Federal Resources Minister Madeleine King says these forecasts underpin the ongoing importance of Australia’s commodity sector to the country’s economic wellbeing.

“Despite reductions in some bulk commodity prices, there have been record gold prices and ongoing gains in iron ore export volumes,” she said.

“The resources and energy sector continues to underpin Australia’s economy and support more than a quarter of a million direct jobs.”

She went on to add that although lower prices for iron ore and LNG exports are feeding into these forecasts, Australia’s production of these commodities continues to support the economy.

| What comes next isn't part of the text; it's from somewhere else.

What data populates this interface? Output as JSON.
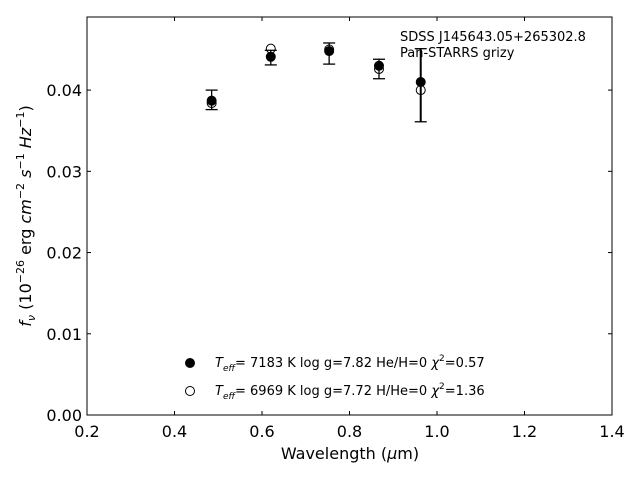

“Lower prices for critical minerals underline the need for government support for our critical minerals sector through policies such as the production tax incentive,” she said.

“Measures such as the critical minerals production tax incentive and the newly established minerals security partnership finance network signed with partners such as the US, India, the Republic of Korea, Japan and the UK will help create jobs and prosperity for future generations.”

Minerals Council of Australia chief executive Tania Constable says that while mining is the cornerstone of the economy, there are distinct challenges emerging.

“The FY24 budget outcome and REQ forecasts reveal the vulnerability of Australia’s economy to fluctuations in commodity prices, highlighting the pressing need for governments to prioritise mining investment to secure the nation’s long-term economic growth and the budget’s fiscal strength,” she said.

“With these challenges confronting Australia head on, it is critically important that governments pursue productivity-enhancing policies that attract investment in mining, create more jobs and increase the nation’s economic resilience to withstand future economic downturns.”

The REQ predicts export earnings will fall to $354b in FY26 but then level out and start to rebound over the next two years.

Budget surplus

The REQ follows the Federal Government announcing its final Budget outcome with a second consecutive surplus of $15.8b recorded in FY24, the first back-to-back surpluses recorded in nearly two decades.

This is a significant increase to the $9.3b first recorded in May, however, Federal Treasurer Jim Chalmers says the outlook ahead is challenging.

“Tax receipts are $5.3b lower than forecast, with a challenging outlook ahead as global economic uncertainty has weighed on the prices of our key commodities,” he said.

Just over $5.1b was put towards Australia’s mining, manufacturing and construction sectors in FY24.